SURVEILLANCE DES DÉFICITS

Les besoins d'emprunt divergent également de part et d'autre de l'Atlantique, les perspectives budgétaires des États-Unis se détériorant tandis que celles de la zone euro s'améliorent.

"L'Europe ne se contente pas d'une consolidation budgétaire de pure forme, elle la réalise", a déclaré Rohan Khanna, responsable de la stratégie des taux d'intérêt en euros chez Barclays.

Fitch Ratings, qui a retiré aux États-Unis leur précieuse note de crédit AAA au début du mois d'août en raison des pressions budgétaires, s'attend à ce que le déficit public américain atteigne 6,3 % du produit intérieur brut cette année et 6,6 % l'année prochaine, contre 3,7 % en 2022, et qu'il se creuse encore par la suite.

En Allemagne, Fitch prévoit que le déficit atteindra 3,1 % du PIB cette année, contre 2,6 % l'année dernière, mais qu'il se réduira à environ 1 % à plus long terme. De même, elle s'attend à ce que les déficits se réduisent en Italie et en France, pays fortement endettés.

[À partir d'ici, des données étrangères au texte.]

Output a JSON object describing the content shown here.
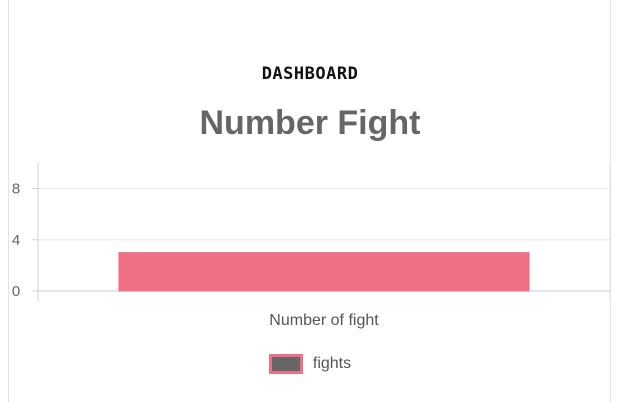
{
  "header": {
    "eyebrow": "DASHBOARD",
    "title": "Number Fight"
  },
  "colors": {
    "bar_fill": "#ee7084",
    "bar_border": "#ec6f83",
    "legend_swatch": "#666666",
    "grid": "#e6e6e6",
    "text": "#666666"
  },
  "chart_data": {
    "type": "bar",
    "title": "Number Fight",
    "categories": [
      "Number of fight"
    ],
    "series": [
      {
        "name": "fights",
        "values": [
          3
        ]
      }
    ],
    "xlabel": "",
    "ylabel": "",
    "ylim": [
      0,
      10
    ],
    "yticks": [
      "0",
      "4",
      "8"
    ],
    "grid": true,
    "legend": "bottom"
  }
}
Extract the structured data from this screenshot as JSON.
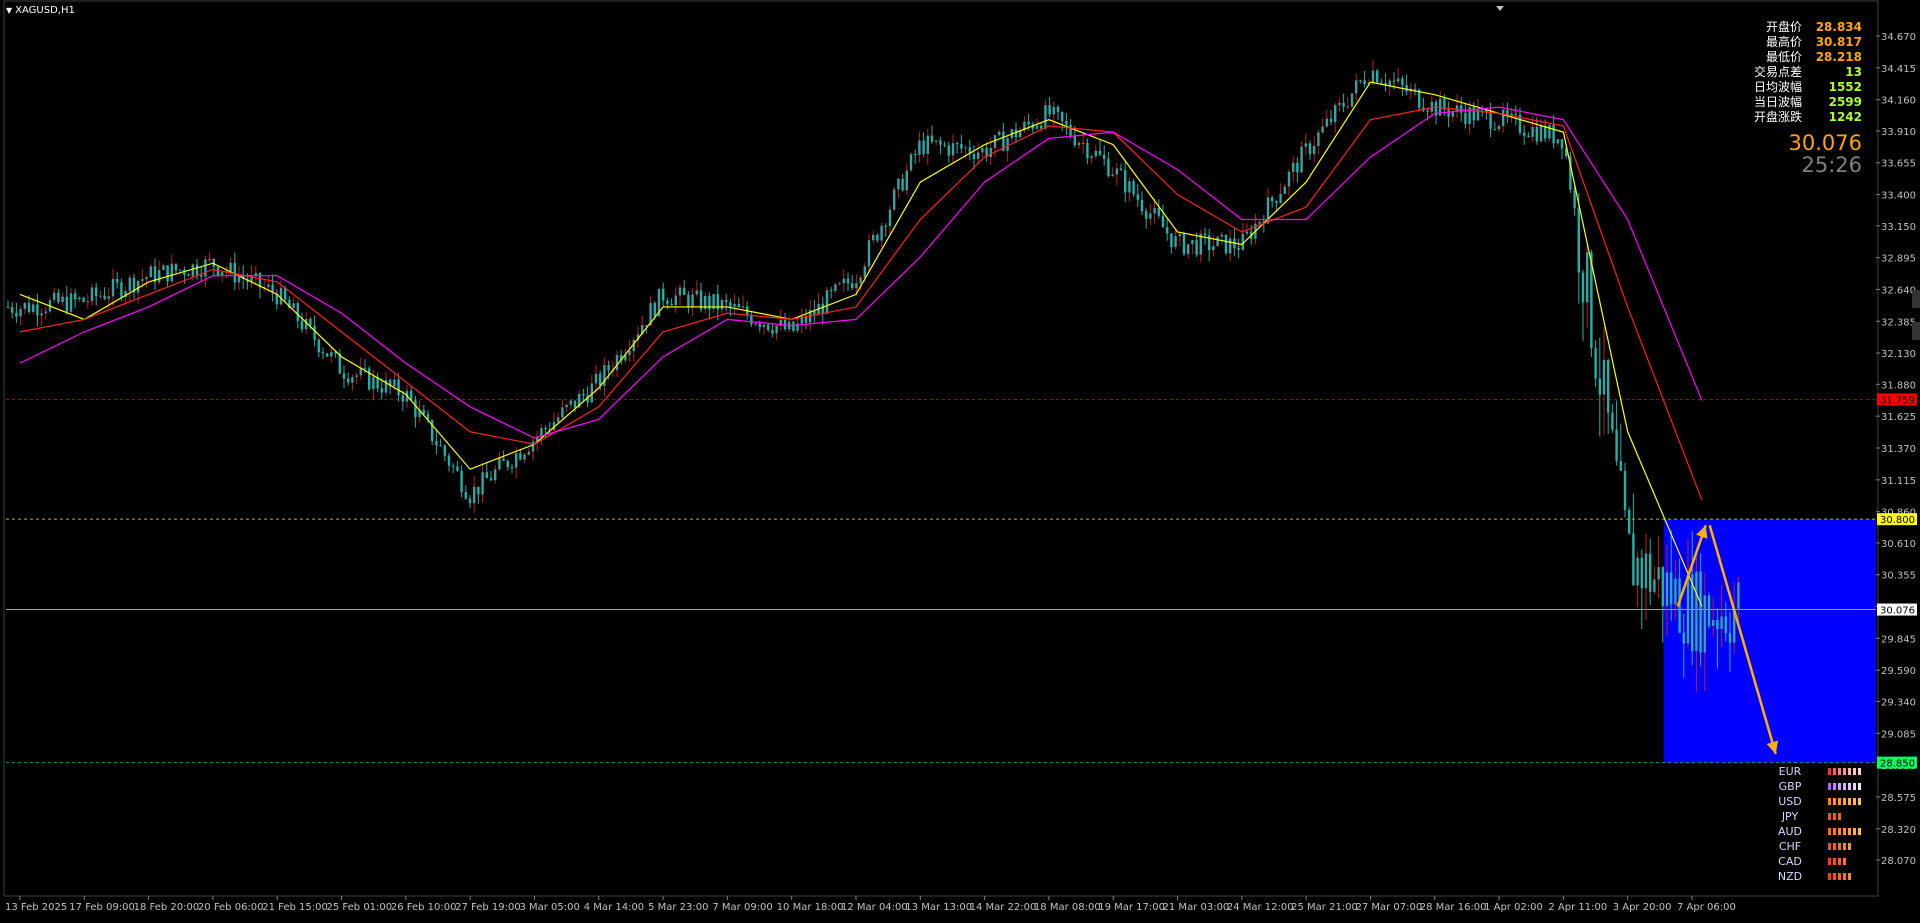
{
  "window": {
    "symbol_title": "XAGUSD,H1"
  },
  "info_panel": {
    "rows": [
      {
        "label": "开盘价",
        "value": "28.834",
        "tone": "orange"
      },
      {
        "label": "最高价",
        "value": "30.817",
        "tone": "orange"
      },
      {
        "label": "最低价",
        "value": "28.218",
        "tone": "orange"
      },
      {
        "label": "交易点差",
        "value": "13",
        "tone": "green"
      },
      {
        "label": "日均波幅",
        "value": "1552",
        "tone": "green"
      },
      {
        "label": "当日波幅",
        "value": "2599",
        "tone": "green"
      },
      {
        "label": "开盘涨跌",
        "value": "1242",
        "tone": "green"
      }
    ],
    "current_price": "30.076",
    "countdown": "25:26"
  },
  "price_axis": {
    "ticks": [
      "34.670",
      "34.415",
      "34.160",
      "33.910",
      "33.655",
      "33.400",
      "33.150",
      "32.895",
      "32.640",
      "32.385",
      "32.130",
      "31.880",
      "31.625",
      "31.370",
      "31.115",
      "30.860",
      "30.610",
      "30.355",
      "30.100",
      "29.845",
      "29.590",
      "29.340",
      "29.085",
      "28.830",
      "28.575",
      "28.320",
      "28.070"
    ],
    "tick_min": 28.07,
    "tick_max": 34.67,
    "range": [
      28.07,
      34.67
    ],
    "markers": [
      {
        "value": 31.759,
        "label": "31.759",
        "color": "#ff0000",
        "line": "#a01010"
      },
      {
        "value": 30.8,
        "label": "30.800",
        "color": "#ffff00",
        "line": "#c8b400"
      },
      {
        "value": 30.076,
        "label": "30.076",
        "color": "#ffffff",
        "line": "#a0a0a0"
      },
      {
        "value": 28.85,
        "label": "28.850",
        "color": "#00ff60",
        "line": "#20a040"
      }
    ]
  },
  "time_axis": {
    "labels": [
      "13 Feb 2025",
      "17 Feb 09:00",
      "18 Feb 20:00",
      "20 Feb 06:00",
      "21 Feb 15:00",
      "25 Feb 01:00",
      "26 Feb 10:00",
      "27 Feb 19:00",
      "3 Mar 05:00",
      "4 Mar 14:00",
      "5 Mar 23:00",
      "7 Mar 09:00",
      "10 Mar 18:00",
      "12 Mar 04:00",
      "13 Mar 13:00",
      "14 Mar 22:00",
      "18 Mar 08:00",
      "19 Mar 17:00",
      "21 Mar 03:00",
      "24 Mar 12:00",
      "25 Mar 21:00",
      "27 Mar 07:00",
      "28 Mar 16:00",
      "1 Apr 02:00",
      "2 Apr 11:00",
      "3 Apr 20:00",
      "7 Apr 06:00"
    ]
  },
  "colors": {
    "background": "#000000",
    "candle": "#20b2aa",
    "ma_fast": "#ffff00",
    "ma_mid": "#ff2020",
    "ma_slow": "#ff00ff",
    "zone": "#0000ff",
    "arrow": "#ffb000",
    "axis_text": "#c0c0c0"
  },
  "chart_data": {
    "type": "line",
    "symbol": "XAGUSD",
    "timeframe": "H1",
    "ylim": [
      28.07,
      34.67
    ],
    "series": [
      {
        "color": "#20b2aa",
        "x": [
          "13 Feb 2025",
          "17 Feb 09:00",
          "18 Feb 20:00",
          "20 Feb 06:00",
          "21 Feb 15:00",
          "25 Feb 01:00",
          "26 Feb 10:00",
          "27 Feb 19:00",
          "3 Mar 05:00",
          "4 Mar 14:00",
          "5 Mar 23:00",
          "7 Mar 09:00",
          "10 Mar 18:00",
          "12 Mar 04:00",
          "13 Mar 13:00",
          "14 Mar 22:00",
          "18 Mar 08:00",
          "19 Mar 17:00",
          "21 Mar 03:00",
          "24 Mar 12:00",
          "25 Mar 21:00",
          "27 Mar 07:00",
          "28 Mar 16:00",
          "1 Apr 02:00",
          "2 Apr 11:00",
          "3 Apr 20:00",
          "7 Apr 06:00"
        ],
        "y": [
          32.5,
          32.55,
          32.75,
          32.85,
          32.6,
          32.0,
          31.8,
          31.0,
          31.45,
          31.9,
          32.6,
          32.5,
          32.3,
          32.75,
          33.8,
          33.75,
          34.05,
          33.6,
          33.0,
          33.0,
          33.75,
          34.4,
          34.1,
          34.0,
          33.85,
          30.5,
          30.08
        ]
      },
      {
        "color": "#ffff00",
        "x": [
          "13 Feb 2025",
          "17 Feb 09:00",
          "18 Feb 20:00",
          "20 Feb 06:00",
          "21 Feb 15:00",
          "25 Feb 01:00",
          "26 Feb 10:00",
          "27 Feb 19:00",
          "3 Mar 05:00",
          "4 Mar 14:00",
          "5 Mar 23:00",
          "7 Mar 09:00",
          "10 Mar 18:00",
          "12 Mar 04:00",
          "13 Mar 13:00",
          "14 Mar 22:00",
          "18 Mar 08:00",
          "19 Mar 17:00",
          "21 Mar 03:00",
          "24 Mar 12:00",
          "25 Mar 21:00",
          "27 Mar 07:00",
          "28 Mar 16:00",
          "1 Apr 02:00",
          "2 Apr 11:00",
          "3 Apr 20:00",
          "7 Apr 06:00"
        ],
        "y": [
          32.6,
          32.4,
          32.7,
          32.85,
          32.6,
          32.1,
          31.8,
          31.2,
          31.4,
          31.85,
          32.5,
          32.5,
          32.4,
          32.6,
          33.5,
          33.8,
          34.0,
          33.8,
          33.1,
          33.0,
          33.5,
          34.3,
          34.2,
          34.05,
          33.9,
          31.5,
          30.1
        ]
      },
      {
        "color": "#ff2020",
        "x": [
          "13 Feb 2025",
          "17 Feb 09:00",
          "18 Feb 20:00",
          "20 Feb 06:00",
          "21 Feb 15:00",
          "25 Feb 01:00",
          "26 Feb 10:00",
          "27 Feb 19:00",
          "3 Mar 05:00",
          "4 Mar 14:00",
          "5 Mar 23:00",
          "7 Mar 09:00",
          "10 Mar 18:00",
          "12 Mar 04:00",
          "13 Mar 13:00",
          "14 Mar 22:00",
          "18 Mar 08:00",
          "19 Mar 17:00",
          "21 Mar 03:00",
          "24 Mar 12:00",
          "25 Mar 21:00",
          "27 Mar 07:00",
          "28 Mar 16:00",
          "1 Apr 02:00",
          "2 Apr 11:00",
          "3 Apr 20:00",
          "7 Apr 06:00"
        ],
        "y": [
          32.3,
          32.4,
          32.6,
          32.8,
          32.7,
          32.3,
          31.9,
          31.5,
          31.4,
          31.7,
          32.3,
          32.45,
          32.4,
          32.5,
          33.2,
          33.7,
          33.95,
          33.9,
          33.4,
          33.1,
          33.3,
          34.0,
          34.1,
          34.05,
          33.95,
          32.5,
          30.95
        ]
      },
      {
        "color": "#ff00ff",
        "x": [
          "13 Feb 2025",
          "17 Feb 09:00",
          "18 Feb 20:00",
          "20 Feb 06:00",
          "21 Feb 15:00",
          "25 Feb 01:00",
          "26 Feb 10:00",
          "27 Feb 19:00",
          "3 Mar 05:00",
          "4 Mar 14:00",
          "5 Mar 23:00",
          "7 Mar 09:00",
          "10 Mar 18:00",
          "12 Mar 04:00",
          "13 Mar 13:00",
          "14 Mar 22:00",
          "18 Mar 08:00",
          "19 Mar 17:00",
          "21 Mar 03:00",
          "24 Mar 12:00",
          "25 Mar 21:00",
          "27 Mar 07:00",
          "28 Mar 16:00",
          "1 Apr 02:00",
          "2 Apr 11:00",
          "3 Apr 20:00",
          "7 Apr 06:00"
        ],
        "y": [
          32.05,
          32.3,
          32.5,
          32.75,
          32.75,
          32.45,
          32.05,
          31.7,
          31.45,
          31.6,
          32.1,
          32.4,
          32.35,
          32.4,
          32.9,
          33.5,
          33.85,
          33.9,
          33.6,
          33.2,
          33.2,
          33.7,
          34.05,
          34.1,
          34.0,
          33.2,
          31.75
        ]
      }
    ],
    "zone": {
      "from": 28.85,
      "to": 30.8,
      "start_x": "3 Apr 20:00"
    },
    "forecast_arrows": [
      {
        "from": 30.1,
        "to": 30.75
      },
      {
        "from": 30.75,
        "to": 28.92
      }
    ],
    "grid": false
  },
  "currency_strength": [
    {
      "name": "EUR",
      "bars": [
        "#ff3030",
        "#ff6060",
        "#ff8080",
        "#ff9090",
        "#ffb0b0",
        "#ffc0c0",
        "#ffd0d0"
      ]
    },
    {
      "name": "GBP",
      "bars": [
        "#b060ff",
        "#c080ff",
        "#d0a0ff",
        "#d8b0ff",
        "#e0c0ff",
        "#ecd8ff",
        "#f4e8ff"
      ]
    },
    {
      "name": "USD",
      "bars": [
        "#ff8c00",
        "#ff9a10",
        "#ffa020",
        "#ffa830",
        "#ffb040",
        "#ffb850",
        "#ffc060"
      ]
    },
    {
      "name": "JPY",
      "bars": [
        "#ff4040",
        "#ff5020",
        "#ff6010"
      ]
    },
    {
      "name": "AUD",
      "bars": [
        "#ff7000",
        "#ff8000",
        "#ff8c10",
        "#ff9820",
        "#ffa430",
        "#ffb040",
        "#ffbc50"
      ]
    },
    {
      "name": "CHF",
      "bars": [
        "#ff5000",
        "#ff6010",
        "#ff7020",
        "#ff8030",
        "#ff9040"
      ]
    },
    {
      "name": "CAD",
      "bars": [
        "#ff4000",
        "#ff5010",
        "#ff6020",
        "#ff7030"
      ]
    },
    {
      "name": "NZD",
      "bars": [
        "#ff4000",
        "#ff5010",
        "#ff6020",
        "#ff7030",
        "#ff8040"
      ]
    }
  ]
}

Mondher Bettaieb-Loriet, gestionnaire de fonds chez Vontel Asset Management, a déclaré qu'une émission de dette plus faible en Europe qu'aux États-Unis favoriserait les obligations d'État européennes par rapport aux bons du Trésor.

Des déficits budgétaires plus importants entraînent une augmentation des emprunts, ce qui se traduit par une hausse des taux d'intérêt et une baisse des prix des obligations.

SPILLOVER

BofA, Goldman Sachs et Barclays s'attendent à ce que les rendements des obligations du Trésor finissent l'année légèrement en dessous des niveaux actuels. Pourtant, le symposium des banques centrales de Jackson Hole, qui s'est tenu la semaine dernière, a montré que l'on craignait de plus en plus que la vigueur de l'économie américaine n'oblige la Réserve fédérale à relever ses taux plus que ne le prévoient actuellement les marchés, ce qui aurait pour effet d'augmenter les coûts d'emprunt dans d'autres pays.

M. Khanna, de Barclays, estime que les rendements des obligations allemandes auraient été inférieurs de 50 à 60 points de base s'ils n'avaient été influencés que par des facteurs nationaux.

Pour l'instant, la BCE devrait se réjouir d'un tel effet, qui l'aiderait à lutter contre l'inflation en resserrant les conditions monétaires, a déclaré Frederik Ducrozet, responsable de la recherche macroéconomique chez Pictet Wealth Management.

Les retombées de la hausse des rendements des bons du Trésor sont plus difficiles à prévoir ailleurs.

Au Japon, la hausse des rendements américains a poussé le yen à son plus bas niveau depuis près de dix mois et les rendements des obligations japonaises ont atteint leur plus haut niveau depuis dix ans, ce qui a déclenché une récente intervention de la Banque du Japon.

"Les rendements américains plus élevés font baisser le yen, ce qui rend difficile pour la Banque du Japon de contenir les rendements par l'achat d'obligations", a déclaré Ataru Okumura, stratège principal en matière de taux chez SMBC Nikko Securities.